Melendez-Diaz
UPDATE: As of January 12, 2010, the Virginia Court of Appeals has followed the Virginia Supreme Court's ruling in Briscoe that the defendant must subpoena a lab analyst to Court to testify to satisfy the newly enacted statutory scheme in response to Melendez-Diaz. To view the entire opinion of Farmer v. Commonwealth click here.

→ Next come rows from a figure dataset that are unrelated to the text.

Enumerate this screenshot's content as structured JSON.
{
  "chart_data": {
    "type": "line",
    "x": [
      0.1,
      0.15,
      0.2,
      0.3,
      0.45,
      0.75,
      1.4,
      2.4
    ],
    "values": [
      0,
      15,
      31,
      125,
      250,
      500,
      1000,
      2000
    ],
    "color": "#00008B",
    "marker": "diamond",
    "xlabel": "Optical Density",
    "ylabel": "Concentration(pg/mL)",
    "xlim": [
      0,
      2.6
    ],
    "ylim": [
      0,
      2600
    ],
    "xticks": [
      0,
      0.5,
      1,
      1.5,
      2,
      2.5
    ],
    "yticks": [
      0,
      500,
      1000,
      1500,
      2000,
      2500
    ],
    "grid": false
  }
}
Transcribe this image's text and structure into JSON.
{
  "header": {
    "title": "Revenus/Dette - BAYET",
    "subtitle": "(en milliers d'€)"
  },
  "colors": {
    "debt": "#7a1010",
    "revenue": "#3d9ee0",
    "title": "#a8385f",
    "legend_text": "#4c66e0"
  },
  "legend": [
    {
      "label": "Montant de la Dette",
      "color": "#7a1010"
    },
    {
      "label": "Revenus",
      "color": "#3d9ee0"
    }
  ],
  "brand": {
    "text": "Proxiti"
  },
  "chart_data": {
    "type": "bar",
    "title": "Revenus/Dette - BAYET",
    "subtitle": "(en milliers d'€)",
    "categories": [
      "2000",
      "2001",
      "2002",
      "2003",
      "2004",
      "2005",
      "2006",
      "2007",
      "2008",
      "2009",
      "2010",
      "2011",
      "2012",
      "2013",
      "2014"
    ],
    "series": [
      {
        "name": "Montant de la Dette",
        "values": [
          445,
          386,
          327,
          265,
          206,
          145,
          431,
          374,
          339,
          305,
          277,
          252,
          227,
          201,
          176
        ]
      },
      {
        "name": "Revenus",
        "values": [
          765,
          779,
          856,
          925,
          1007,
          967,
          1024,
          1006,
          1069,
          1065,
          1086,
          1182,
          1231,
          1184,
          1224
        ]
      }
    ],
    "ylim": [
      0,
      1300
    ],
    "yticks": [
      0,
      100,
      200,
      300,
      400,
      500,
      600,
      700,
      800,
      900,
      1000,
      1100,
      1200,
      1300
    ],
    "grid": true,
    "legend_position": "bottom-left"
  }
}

Scientific evidence is not infallible and lab analysts make mistakes. In the summer of 2009 Justice Scalia, on behalf of the U.S. Supreme Court, penned the opinion styled Melendez-Diaz v. Massachusetts, 557 U.S. ____ (2009). In its opinion the Supreme Court extended every criminal defendant’s Constitutional right to confront the witnesses against him. Specifically the Court guaranteed the defendant’s right to question and examine, in court, lab analysts and their conclusions regarding forensic evidence. In the past, lab analysts were to merely submit an affidavit of their findings and the court would enter that affidavit into evidence as conclusive proof of its content and conclusions. In Virginia today however, as a result of Melendez-Diaz each defendant now has the right, in drug and DUI cases, to demand that an analyst be present in court. This means that during the trial the defendant’s attorney may examine and expose the lab analyst’s faulty conclusions regarding forensic evidence. Boone Beale’s attorneys makes full use of the opinion in Melendez-Diaz to create the most just and desirable result for clients.

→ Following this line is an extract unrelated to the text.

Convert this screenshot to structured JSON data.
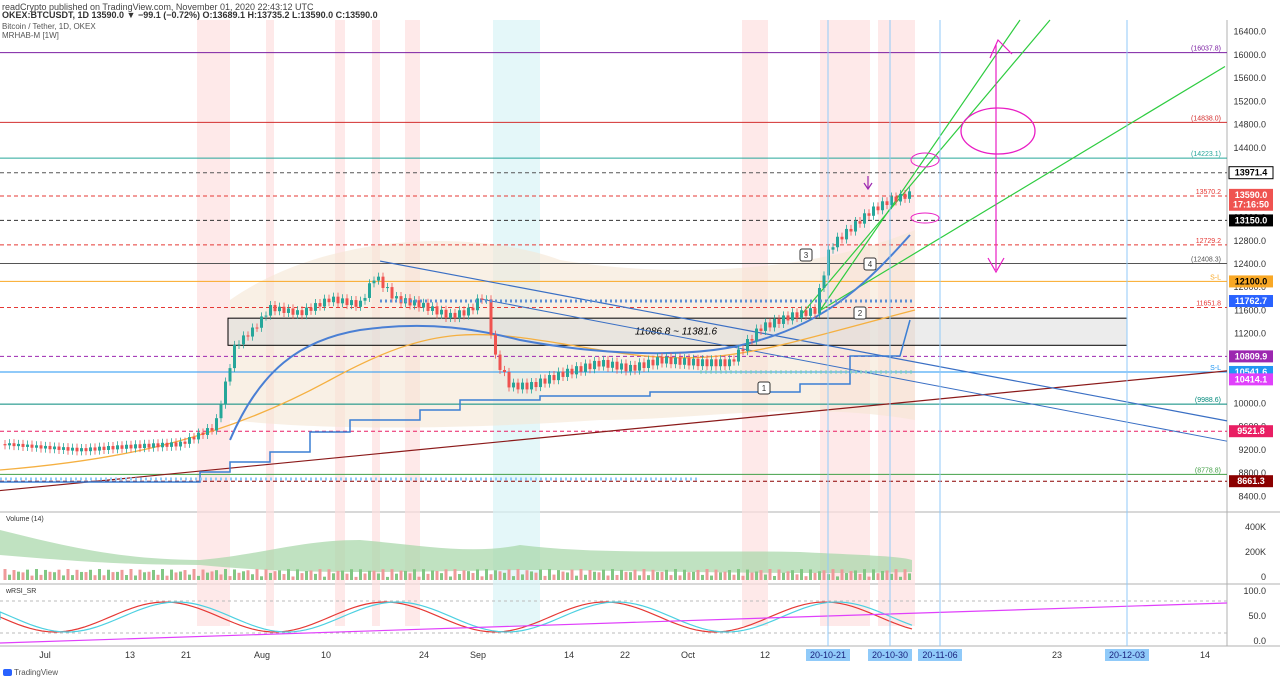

As Justice Scalia prudently put it, “Confrontation is designed to weed out not only the fraudulent analyst, but the incompetent one as well. Serious deficiencies have been found in the forensic evidence used in criminal trials.” Boone Beale exists to protect your right to confrontation as well as every other Constitutional right inalienably yours when you step into the courtroom.

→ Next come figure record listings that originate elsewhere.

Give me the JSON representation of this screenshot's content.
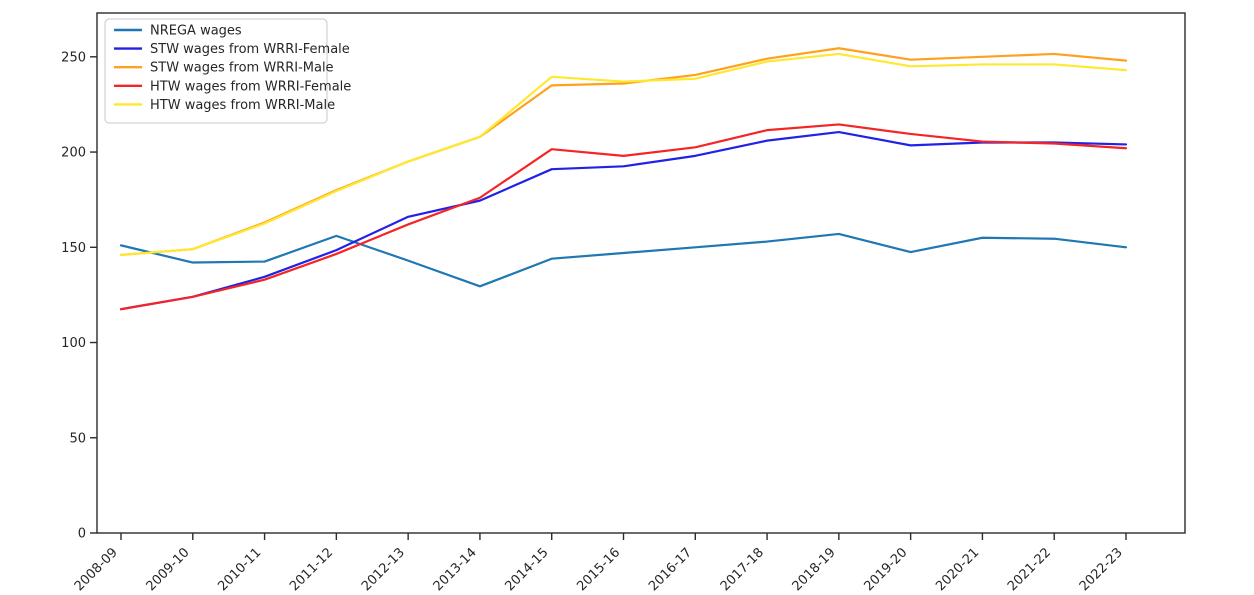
{
  "figure": {
    "background": "#ffffff",
    "frame_color": "#2b2b2b"
  },
  "chart_data": {
    "type": "line",
    "title": "",
    "xlabel": "",
    "ylabel": "",
    "grid": false,
    "legend_position": "upper-left",
    "ylim": [
      0,
      273
    ],
    "yticks": [
      0,
      50,
      100,
      150,
      200,
      250
    ],
    "categories": [
      "2008-09",
      "2009-10",
      "2010-11",
      "2011-12",
      "2012-13",
      "2013-14",
      "2014-15",
      "2015-16",
      "2016-17",
      "2017-18",
      "2018-19",
      "2019-20",
      "2020-21",
      "2021-22",
      "2022-23"
    ],
    "series": [
      {
        "name": "NREGA wages",
        "color": "#1f77b4",
        "values": [
          151,
          142,
          142.5,
          156,
          143,
          129.5,
          144,
          147,
          150,
          153,
          157,
          147.5,
          155,
          154.5,
          150
        ]
      },
      {
        "name": "STW wages from WRRI-Female",
        "color": "#2222e6",
        "values": [
          117.5,
          124,
          134.5,
          148.5,
          166,
          174.5,
          191,
          192.5,
          198,
          206,
          210.5,
          203.5,
          205,
          205,
          204
        ]
      },
      {
        "name": "STW wages from WRRI-Male",
        "color": "#ffa01e",
        "values": [
          146,
          149,
          163,
          180,
          195,
          208,
          235,
          236,
          240.5,
          249,
          254.5,
          248.5,
          250,
          251.5,
          248
        ]
      },
      {
        "name": "HTW wages from WRRI-Female",
        "color": "#f42525",
        "values": [
          117.5,
          124,
          133,
          146.5,
          162,
          176,
          201.5,
          198,
          202.5,
          211.5,
          214.5,
          209.5,
          205.5,
          204.5,
          202
        ]
      },
      {
        "name": "HTW wages from WRRI-Male",
        "color": "#ffe830",
        "values": [
          146,
          149,
          162.5,
          179.5,
          195,
          208,
          239.5,
          237,
          238.5,
          247.5,
          251.5,
          245,
          246,
          246,
          243
        ]
      }
    ]
  }
}
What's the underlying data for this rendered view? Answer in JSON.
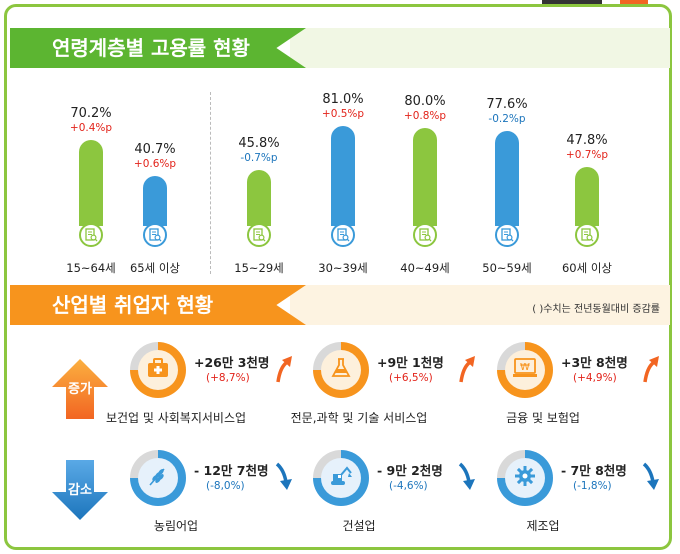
{
  "section1": {
    "title": "연령계층별 고용률 현황"
  },
  "section2": {
    "title": "산업별 취업자 현황",
    "note": "( )수치는 전년동월대비 증감률"
  },
  "chart_data": {
    "type": "bar",
    "unit": "%",
    "ylim": [
      0,
      100
    ],
    "categories": [
      "15~64세",
      "65세 이상",
      "15~29세",
      "30~39세",
      "40~49세",
      "50~59세",
      "60세 이상"
    ],
    "values": [
      70.2,
      40.7,
      45.8,
      81.0,
      80.0,
      77.6,
      47.8
    ],
    "value_labels": [
      "70.2%",
      "40.7%",
      "45.8%",
      "81.0%",
      "80.0%",
      "77.6%",
      "47.8%"
    ],
    "change_labels": [
      "+0.4%p",
      "+0.6%p",
      "-0.7%p",
      "+0.5%p",
      "+0.8%p",
      "-0.2%p",
      "+0.7%p"
    ],
    "colors": [
      "#8cc63f",
      "#3a9ad9",
      "#8cc63f",
      "#3a9ad9",
      "#8cc63f",
      "#3a9ad9",
      "#8cc63f"
    ]
  },
  "industry": {
    "increase_label": "증가",
    "decrease_label": "감소",
    "increase": [
      {
        "name": "보건업 및 사회복지서비스업",
        "value": "+26만 3천명",
        "rate": "(+8,7%)",
        "icon": "first-aid-kit-icon",
        "ratio": 0.75
      },
      {
        "name": "전문,과학 및 기술 서비스업",
        "value": "+9만 1천명",
        "rate": "(+6,5%)",
        "icon": "lab-flask-icon",
        "ratio": 0.75
      },
      {
        "name": "금융 및 보험업",
        "value": "+3만 8천명",
        "rate": "(+4,9%)",
        "icon": "won-monitor-icon",
        "ratio": 0.75
      }
    ],
    "decrease": [
      {
        "name": "농림어업",
        "value": "- 12만 7천명",
        "rate": "(-8,0%)",
        "icon": "wheat-icon",
        "ratio": 0.75
      },
      {
        "name": "건설업",
        "value": "- 9만 2천명",
        "rate": "(-4,6%)",
        "icon": "excavator-icon",
        "ratio": 0.75
      },
      {
        "name": "제조업",
        "value": "- 7만 8천명",
        "rate": "(-1,8%)",
        "icon": "gear-icon",
        "ratio": 0.75
      }
    ]
  }
}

Unfortunately, less than one year after the passage of this landmark Supreme Court opinion, the same court has accepted to hear argument in the case of Briscoe v. Virginia. It appears that the four justices who dissented from the majority opinion in Melendez-Diaz have agreed to hear argument in Briscoe in an attempt to limit the impact Melendez-Diaz has had. A transcript of oral arguments before the Supreme Court on January 11, 2010 can be found here.
We certainly hope that the Court will not limit this landmark decision, but our fears are that they will start to take away some of the protections that we believe would have come about as a result of this historic case.